Ma se non possiamo amare sino alla fine, oltre il limite imposto dalla carne, siamo morti, il veleno della corruzione sta già infettando le nostre cellule; chi non ama rimane nella morte scrive San Giovanni. La storia concreta che viviamo è il purissimo amore con il quale il Padre provvede alla nostra felicità; sì, proprio tutto quello che sembra distruggerci è invece la fonte della gioia incorrotta. E' questa la bomba contenuta nelle parole di Gesù. I discepoli erano appena tornati dalla missione, inviati come pecore in mezzo ai lupi, nudi e senza denaro, alla mercè del mondo. Avevano annunciato il Vangelo, avevano portato agli uomini il Regno ricevuto in dono.

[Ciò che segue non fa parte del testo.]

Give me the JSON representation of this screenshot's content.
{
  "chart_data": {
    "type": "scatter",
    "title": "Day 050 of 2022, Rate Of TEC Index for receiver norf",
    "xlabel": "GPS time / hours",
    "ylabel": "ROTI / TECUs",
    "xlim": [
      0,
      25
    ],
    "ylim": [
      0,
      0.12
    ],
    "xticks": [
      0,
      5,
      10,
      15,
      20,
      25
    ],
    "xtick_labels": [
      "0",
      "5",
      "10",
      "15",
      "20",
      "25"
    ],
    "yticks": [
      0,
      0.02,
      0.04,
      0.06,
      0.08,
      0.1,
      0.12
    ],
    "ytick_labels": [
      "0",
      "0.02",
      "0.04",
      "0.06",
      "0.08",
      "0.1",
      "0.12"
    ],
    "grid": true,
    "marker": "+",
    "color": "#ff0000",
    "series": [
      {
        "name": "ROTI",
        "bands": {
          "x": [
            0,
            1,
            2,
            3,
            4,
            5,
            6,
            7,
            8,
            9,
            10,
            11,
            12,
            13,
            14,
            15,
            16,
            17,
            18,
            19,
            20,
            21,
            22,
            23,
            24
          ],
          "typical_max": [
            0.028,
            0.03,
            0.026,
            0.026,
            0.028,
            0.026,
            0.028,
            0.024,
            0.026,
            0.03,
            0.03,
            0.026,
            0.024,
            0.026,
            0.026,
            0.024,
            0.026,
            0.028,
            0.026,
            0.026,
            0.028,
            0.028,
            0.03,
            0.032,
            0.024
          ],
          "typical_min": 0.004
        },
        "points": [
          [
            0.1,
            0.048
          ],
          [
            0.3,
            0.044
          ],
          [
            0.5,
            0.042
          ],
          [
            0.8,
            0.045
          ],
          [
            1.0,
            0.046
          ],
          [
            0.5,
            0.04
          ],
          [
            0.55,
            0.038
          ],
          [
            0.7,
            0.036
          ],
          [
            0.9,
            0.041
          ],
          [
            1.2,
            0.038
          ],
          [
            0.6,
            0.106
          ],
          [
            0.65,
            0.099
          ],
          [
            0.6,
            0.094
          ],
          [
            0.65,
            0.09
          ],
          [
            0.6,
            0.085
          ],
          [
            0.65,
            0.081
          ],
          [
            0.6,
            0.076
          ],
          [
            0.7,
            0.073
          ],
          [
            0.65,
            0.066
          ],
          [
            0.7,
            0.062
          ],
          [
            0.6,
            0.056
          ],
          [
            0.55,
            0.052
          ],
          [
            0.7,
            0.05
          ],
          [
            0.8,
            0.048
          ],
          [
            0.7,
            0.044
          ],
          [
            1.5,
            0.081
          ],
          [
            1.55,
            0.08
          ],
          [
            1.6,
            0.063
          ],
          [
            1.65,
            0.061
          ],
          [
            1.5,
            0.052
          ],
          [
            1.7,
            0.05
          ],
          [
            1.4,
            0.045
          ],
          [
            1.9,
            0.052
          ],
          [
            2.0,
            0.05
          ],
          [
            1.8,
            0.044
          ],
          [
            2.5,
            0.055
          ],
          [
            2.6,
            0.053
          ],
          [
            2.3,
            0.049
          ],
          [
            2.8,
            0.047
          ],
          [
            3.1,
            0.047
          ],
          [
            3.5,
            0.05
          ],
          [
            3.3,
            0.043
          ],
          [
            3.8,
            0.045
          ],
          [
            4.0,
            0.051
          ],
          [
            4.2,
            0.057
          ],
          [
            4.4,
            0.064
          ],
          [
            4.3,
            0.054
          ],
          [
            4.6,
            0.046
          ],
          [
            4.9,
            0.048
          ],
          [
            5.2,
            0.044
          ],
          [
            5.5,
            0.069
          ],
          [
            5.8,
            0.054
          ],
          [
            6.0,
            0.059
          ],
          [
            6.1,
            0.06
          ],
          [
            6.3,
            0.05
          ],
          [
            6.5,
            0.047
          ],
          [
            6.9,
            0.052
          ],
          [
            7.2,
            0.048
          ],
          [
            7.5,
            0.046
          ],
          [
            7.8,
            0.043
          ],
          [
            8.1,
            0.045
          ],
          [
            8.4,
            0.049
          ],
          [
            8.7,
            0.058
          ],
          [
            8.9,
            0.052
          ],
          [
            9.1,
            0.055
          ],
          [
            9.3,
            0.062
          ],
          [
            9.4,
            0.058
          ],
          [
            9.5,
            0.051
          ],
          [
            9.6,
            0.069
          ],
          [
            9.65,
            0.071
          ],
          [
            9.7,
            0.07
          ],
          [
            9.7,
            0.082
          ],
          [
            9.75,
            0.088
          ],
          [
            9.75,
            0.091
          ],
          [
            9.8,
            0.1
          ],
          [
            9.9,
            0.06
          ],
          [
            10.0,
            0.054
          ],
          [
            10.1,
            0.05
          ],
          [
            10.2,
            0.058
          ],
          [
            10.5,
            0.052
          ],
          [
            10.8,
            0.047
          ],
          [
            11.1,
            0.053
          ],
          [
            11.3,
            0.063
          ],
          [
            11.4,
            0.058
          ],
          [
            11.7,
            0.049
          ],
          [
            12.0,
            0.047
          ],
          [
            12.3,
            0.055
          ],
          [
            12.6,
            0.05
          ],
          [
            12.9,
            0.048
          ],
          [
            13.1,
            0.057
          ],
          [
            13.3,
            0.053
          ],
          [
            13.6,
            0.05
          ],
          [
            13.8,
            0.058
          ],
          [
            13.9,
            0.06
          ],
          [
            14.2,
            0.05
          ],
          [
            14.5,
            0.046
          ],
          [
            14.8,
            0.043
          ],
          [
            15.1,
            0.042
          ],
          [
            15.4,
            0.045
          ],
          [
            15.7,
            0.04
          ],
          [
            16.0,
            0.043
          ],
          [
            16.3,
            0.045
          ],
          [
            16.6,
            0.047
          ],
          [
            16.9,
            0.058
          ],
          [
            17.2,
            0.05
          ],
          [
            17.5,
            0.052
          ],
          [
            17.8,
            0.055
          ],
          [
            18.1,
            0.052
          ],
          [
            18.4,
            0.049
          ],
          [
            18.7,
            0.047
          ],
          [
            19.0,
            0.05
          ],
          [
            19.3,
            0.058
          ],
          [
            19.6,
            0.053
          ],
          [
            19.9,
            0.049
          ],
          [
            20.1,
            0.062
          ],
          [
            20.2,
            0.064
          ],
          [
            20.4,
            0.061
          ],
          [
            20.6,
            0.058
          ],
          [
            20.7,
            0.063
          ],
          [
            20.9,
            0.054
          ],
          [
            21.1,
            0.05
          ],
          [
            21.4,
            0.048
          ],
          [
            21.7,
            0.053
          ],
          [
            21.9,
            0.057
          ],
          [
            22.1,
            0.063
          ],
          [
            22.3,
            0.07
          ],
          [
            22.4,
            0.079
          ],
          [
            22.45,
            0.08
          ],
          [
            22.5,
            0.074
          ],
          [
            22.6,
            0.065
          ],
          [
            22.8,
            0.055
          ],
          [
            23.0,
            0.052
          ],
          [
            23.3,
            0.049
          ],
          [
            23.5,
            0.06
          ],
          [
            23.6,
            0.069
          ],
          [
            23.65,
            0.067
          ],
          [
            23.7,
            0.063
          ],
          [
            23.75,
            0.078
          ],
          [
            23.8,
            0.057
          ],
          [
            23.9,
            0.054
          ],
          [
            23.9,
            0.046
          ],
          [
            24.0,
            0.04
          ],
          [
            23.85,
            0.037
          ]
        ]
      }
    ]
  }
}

Un Regno che non ha confini, la cui unica legge, l'unico alimento, l'unica atmosfera è l'amore infinito di Dio. Un Regno che viene dal Cielo, il destino ultimo di ogni uomo consegnato ai più piccoli e inutili uomini della terra. Al vederli tornare Gesù esulta nello Spirito santo. Così come esulta al nostro ritorno quotidiano dalle fatiche e dai travagli del lavoro, della scuola, della famiglia. Piccoli e indifesi siamo gettati nel mondo come neonati, perché nel mondo appaia l'impensabile: un amore senza condizioni, donato e basta. L'unica verità, l'unico approdo, l'unica beatitudine.
Piccoli. Essere quello che siamo. A questo siamo chiamati! Senza artifici, mendicanti di tutto per poter vivere. Figli. Perchè piccoli. Cultura, idee, immaginazioni, ideali. Nulla, solo una "mediocrissima quotidianità", la nostra vita di ogni giorno, nascosta alle cineprese dell'effimero, nota solo al Padre che vede nel segreto. La vita nascosta con Cristo in Dio, la vita nostra. I sospiri, le lacrime, i dolori, le ansie, le preoccupazioni, l'apparente inutilità di cose sempre uguali, la stessa fermata dell'autobus, le stesse scartoffie, gli stessi libri, gli stessi banchi al mercato. E partorire figli, educarli sui cammini della fede, lavorare per sostenerli, o restare legati ad una missione a volte impossibile, la fedeltà nascosta di ore consumate nell'ombra. Piccoli, inutili. Cuccioli bagnati ai lati delle strade delle storia.
Se questa è oggi la nostra realtà, rallegriamoci. Sono per noi i segreti di Dio, l'intimità preparata per chi non ha nulla di cui gioire e godere, la prossimità di chi, un "nulla" per il mondo, eredita ogni istante il Regno dei Cieli. Piccoli per stare nel cuore di Cristo, mite ed umile di cuore. Piccoli per esser ricolmi di Lui. E in Lui, ogni piccolezza, ogni evento che ci fa insignificanti, che ci nasconde alla platea della storia, che ci umilia, che ci rende poveri e mendicanti, ogni istante che ci fa piccoli è pura grazia, un dono del Cielo. Una carezza del Signore che ci fa, ogni volta, più vicini, più Suoi. Ogni istante un passi in più sui sentieri del Cielo. E beati i nostri occhi, che vedono il Suo volto, l'unico capace di saziare ogni nostro desiderio, al di là d'ogni immaginazione.

APPROFONDIMENTI






αποφθεγμα Apoftegma






E c'è l'altro modo di usare la ragione, 
di essere sapienti, 
quello dell'uomo che riconosce chi è
riconosce la propria misura e la grandezza di Dio, 
aprendosi nell'umiltà alla novità dell'agire di Dio. 
Così, proprio accettando la propria piccolezza, 
facendosi piccolo come realmente è, arriva alla verità
In questo modo, anche la ragione può esprimere tutte le sue possibilità, 
non viene spenta, ma si allarga, diviene più grande.